Splunk Search

Fields from lookup with Join missing

cdevoe57
Explorer

I have a query that detects missing systems.  the lookup table has fields System, Location, responsible.

I am trying to get the location and responsible to show in the end result.  It appears the join is losing those values.   Is there a way to get those values to the final result?
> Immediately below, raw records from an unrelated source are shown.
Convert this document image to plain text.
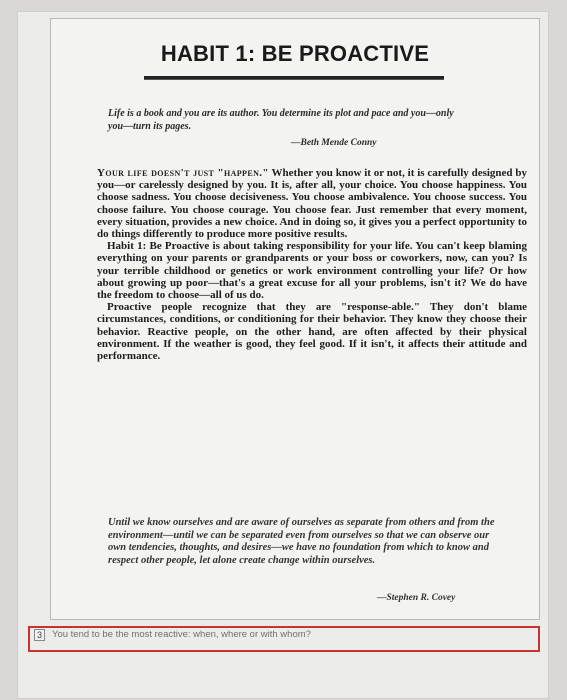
HABIT 1: BE PROACTIVE
Life is a book and you are its author. You determine its plot and pace and you—only you—turn its pages.
—Beth Mende Conny

Your life doesn't just "happen." Whether you know it or not, it is carefully designed by you—or carelessly designed by you. It is, after all, your choice. You choose happiness. You choose sadness. You choose decisiveness. You choose ambivalence. You choose success. You choose failure. You choose courage. You choose fear. Just remember that every moment, every situation, provides a new choice. And in doing so, it gives you a perfect opportunity to do things differently to produce more positive results.

Habit 1: Be Proactive is about taking responsibility for your life. You can't keep blaming everything on your parents or grandparents or your boss or coworkers, now, can you? Is your terrible childhood or genetics or work environment controlling your life? Or how about growing up poor—that's a great excuse for all your problems, isn't it? We do have the freedom to choose—all of us do.

Proactive people recognize that they are "response-able." They don't blame circumstances, conditions, or conditioning for their behavior. They know they choose their behavior. Reactive people, on the other hand, are often affected by their physical environment. If the weather is good, they feel good. If it isn't, it affects their attitude and performance.

Until we know ourselves and are aware of ourselves as separate from others and from the environment—until we can be separated even from ourselves so that we can observe our own tendencies, thoughts, and desires—we have no foundation from which to know and respect other people, let alone create change within ourselves.
—Stephen R. Covey
3	You tend to be the most reactive: when, where or with whom?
| inputlookup system_info.csv
| eval System_Name=System
| table System_Name
| join type=left Sensor_Name [| search index=servers sourcetype=logs
    | stats latest(_time) as Time by System_Name
    | eval mytime=strftime(Time,"%Y-%m-%dT%H:%M:%S")
    | sort Time asc | eval now_time = now()
    | eval last_seen_ago_in_seconds = now_time - Time
    | sort -last_seen_ago_in_seconds ]
| stats values(*) as * by System
_Name
| eval MISSING = if(isnull(last_seen_ago_in_seconds) OR last_seen_ago_in_seconds>7200,"MISSING","GOOD")
| where MISSING=="MISSING"
| table System
_Name Location Responsible MISSING

Labels (2)
0 Karma

yuanliu
SplunkTrust
SplunkTrust

As @bowesmana points out, join is not the correct approach.  @livehybrid gives a logic that implements your requirements.  But the implementation inherits some convoluted logic in your original attempt. (The use of tstats requires that field System_Name is the same as host or is otherwise extracted at index time.  But your original SPL seems to imply the opposite.  I will not make such assumption below.)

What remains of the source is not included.